I am walking home with Louis now, and he is still silent, and I am drowning in the silence and his dark eyes and I am afraid, but I know that I am fearless because I am afraid. So I take his hand, and tell him to follow. Miraculously, surprisingly, thankfully, he does.

We arrive at the little tiny meadow next to a destruction site, because I love my ironies. I dramatically spread my arms and say, "I present to you, my special little irony. Look how easy it is to destroy while these flowers are working so hard to bloom and create. Amazing, isn't it?"

"Why did you bring me here, Harry?" Louis' face is bored, but I know he has to appreciate it deep down. He has to.

"Sometimes the weight of the world likes to crush the flowers in my mind...and the world likes to distract me from taking care of my garden, so..." I picked the little bunches of white flowers and thread them into my brown hair. "Now I have flowers around and outside of my head, and I will not forget."

"They're just weeds."

"We both know that weeds have worth. Besides, they're only 'weeds' because someone decided to name that, just like they decided to name me heartless." I lightly brush my smooth arms as he scoffs in disbelief.
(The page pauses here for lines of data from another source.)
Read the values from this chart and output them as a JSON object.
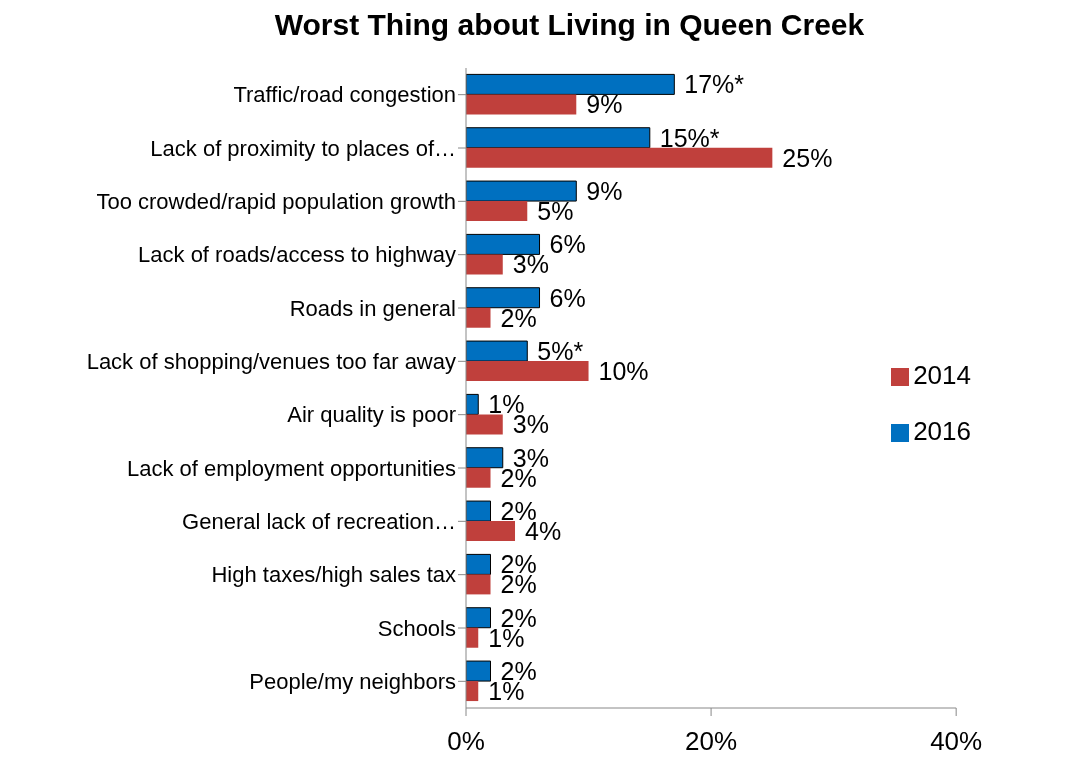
{
  "chart_data": {
    "type": "bar",
    "orientation": "horizontal",
    "title": "Worst Thing about Living in Queen Creek",
    "categories": [
      "Traffic/road congestion",
      "Lack of proximity to places of…",
      "Too crowded/rapid population growth",
      "Lack of roads/access to highway",
      "Roads in general",
      "Lack of shopping/venues too far away",
      "Air quality is poor",
      "Lack of employment opportunities",
      "General lack of recreation…",
      "High taxes/high sales tax",
      "Schools",
      "People/my neighbors"
    ],
    "series": [
      {
        "name": "2016",
        "color": "#0070c0",
        "values": [
          17,
          15,
          9,
          6,
          6,
          5,
          1,
          3,
          2,
          2,
          2,
          2
        ],
        "value_labels": [
          "17%*",
          "15%*",
          "9%",
          "6%",
          "6%",
          "5%*",
          "1%",
          "3%",
          "2%",
          "2%",
          "2%",
          "2%"
        ]
      },
      {
        "name": "2014",
        "color": "#c0403c",
        "values": [
          9,
          25,
          5,
          3,
          2,
          10,
          3,
          2,
          4,
          2,
          1,
          1
        ],
        "value_labels": [
          "9%",
          "25%",
          "5%",
          "3%",
          "2%",
          "10%",
          "3%",
          "2%",
          "4%",
          "2%",
          "1%",
          "1%"
        ]
      }
    ],
    "xlim": [
      0,
      40
    ],
    "xticks": [
      {
        "value": 0,
        "label": "0%"
      },
      {
        "value": 20,
        "label": "20%"
      },
      {
        "value": 40,
        "label": "40%"
      }
    ],
    "legend": "right"
  }
}
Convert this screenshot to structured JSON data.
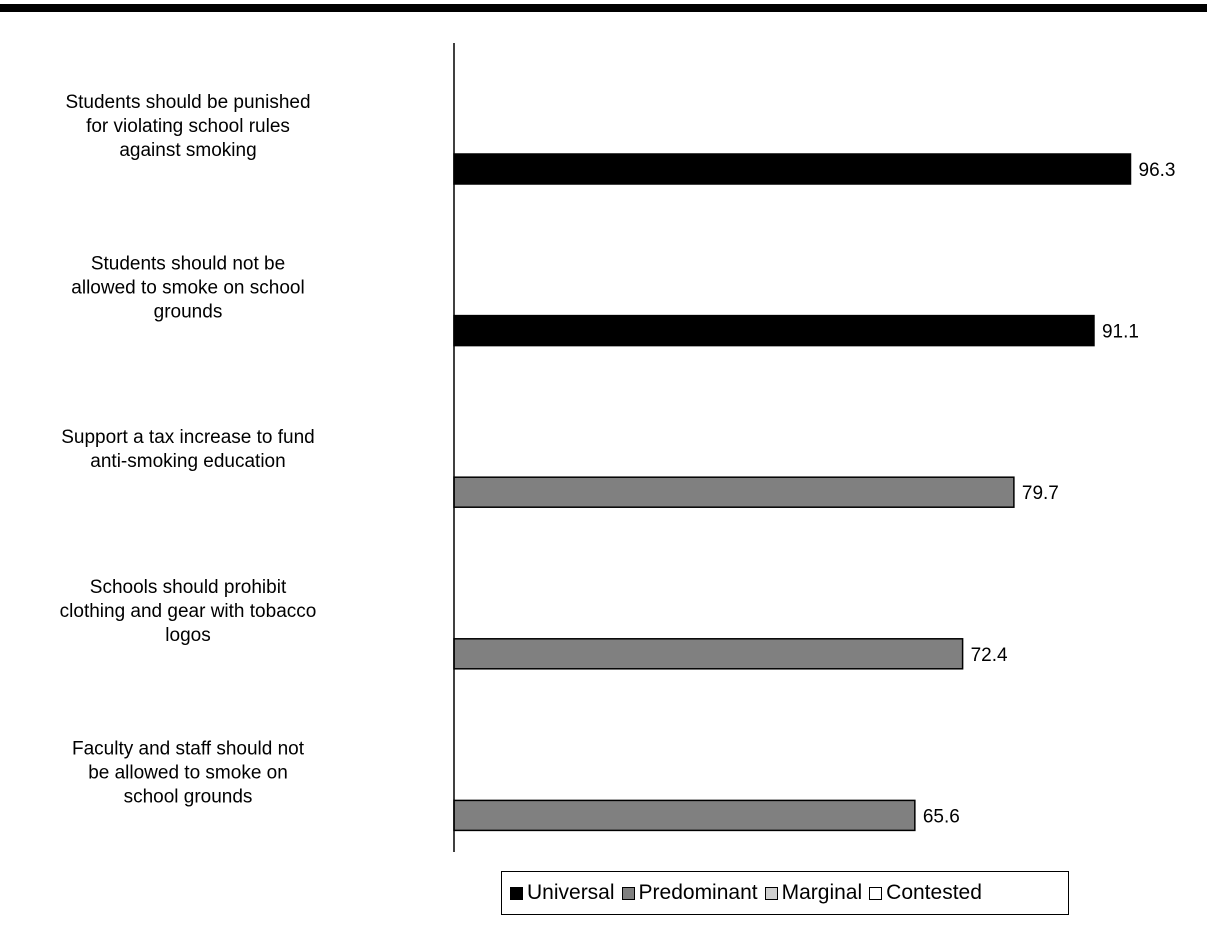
{
  "colors": {
    "Universal": "#000000",
    "Predominant": "#808080",
    "Marginal": "#d0d0d0",
    "Contested": "#ffffff"
  },
  "chart_data": {
    "type": "bar",
    "orientation": "horizontal",
    "categories": [
      [
        "Students should be punished",
        "for violating school rules",
        "against smoking"
      ],
      [
        "Students should not be",
        "allowed to smoke on school",
        "grounds"
      ],
      [
        "Support a tax increase to fund",
        "anti-smoking education"
      ],
      [
        "Schools should prohibit",
        "clothing and gear with tobacco",
        "logos"
      ],
      [
        "Faculty and staff should not",
        "be allowed to smoke on",
        "school grounds"
      ]
    ],
    "values": [
      96.3,
      91.1,
      79.7,
      72.4,
      65.6
    ],
    "value_labels": [
      "96.3",
      "91.1",
      "79.7",
      "72.4",
      "65.6"
    ],
    "bar_groups": [
      "Universal",
      "Universal",
      "Predominant",
      "Predominant",
      "Predominant"
    ],
    "xlim": [
      0,
      100
    ],
    "grid": false,
    "legend_position": "bottom",
    "legend": [
      "Universal",
      "Predominant",
      "Marginal",
      "Contested"
    ],
    "title": "",
    "xlabel": "",
    "ylabel": ""
  }
}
"You've killed them just so you could feel better."

"Hold on..." I smiled, because I was meant to. "I thought they were only weeds to you. Why do you care if they die?"

He smiles, because he knows he has been caught. But then he scowls, because he knows he has been caught. But it's too late. I have seen his dimples, and now I know.

"Louis Tomlinson, you were meant to smile."

He does not smile again, but he stays.